I was pretty sure that wasn't how infected wounds worked, but if the Demon of Empathy noticed, they didn't say a thing. Instead, they simply asked:
"Then if others giving voice to their inner demons doesn't hurt you, why do you think your inner demons would destroy them?"
From anyone else, I would have snapped at them and clammed up. But the Demon of Empathy knew how to sound genuinely curious instead of challenging, how to set up conversation after conversation so that it was okay for me to be wrong because that meant I could become right, and I whispered, "Because it's just me."

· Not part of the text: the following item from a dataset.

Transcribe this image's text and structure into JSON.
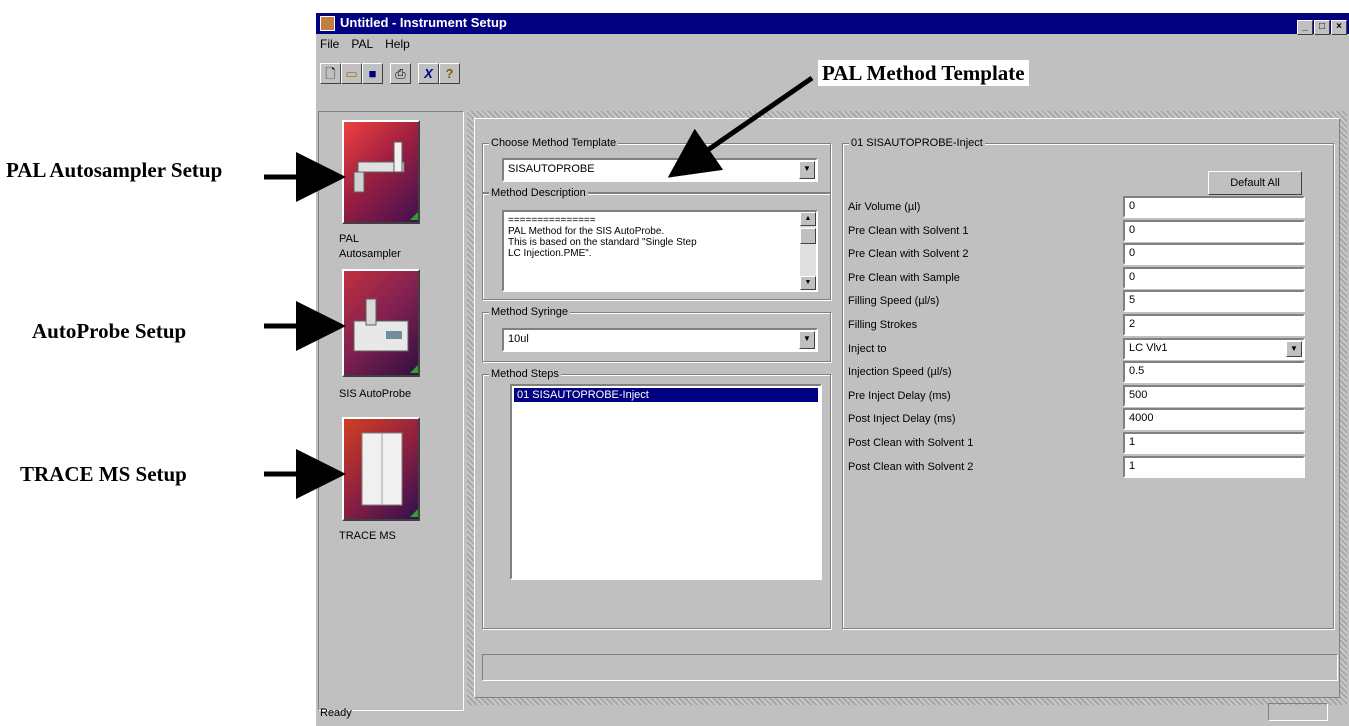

My therapist—and as twisted and darkly amusing as it was that a Demon of Empathy was the closest thing I had to a therapist, that was what they were—simply regarded me with a calm, open gaze, wordlessly asking if I wanted to continue.
"With Lucet, it was someone else hurting her. And we could both hate him for what he'd done. But with me..." I held up a shaking hand, trying to see it as it was now, not as it had been. "It's just me," I repeated. "I'm the only one responsible for what I've done to myself. The voices that whisper in my ear? They're all my voice. Nobody else's. Don't you get it? I am the monster. And if I tell Lucet... won't she hate the monster too?" My voice grew pleading, and the Demon of Empathy opened his arms, and rifts forgive me but I embraced the demon, breaking down in sobs.
"I, too, am a monster," the Demon of Empathy murmured. "I have committed atrocities that would make dark gods jealous, and over my many, many years, I have learned one thing."
The Demon of Empathy pulled back, and their gaze was fierce. "I am the monster, yes. But I am also a therapist, and a leader, and a friend. And if I can be all those at once, you can too."
And something in my mind snapped. I saw the Demon of Empathy for what they were—killer, savior, truth and lie, angel, demon, therapist, spy—and I saw myself in every facet of their being.
If I can be all those at once, you can too.
I sniffled and leaned back, the effort strange even after how much time I'd spent getting used to the dream-plane we met in. I felt its edges begin to fray as I started my return to consciousness.
"Same time tomorrow?" the Demon of Empathy asked.
I nodded mutely, too stunned to do anything else.
"I'll see you then," the demon said, just before the world dissolved.
I awoke in my bed, the echoes of tears clinging dry to my face.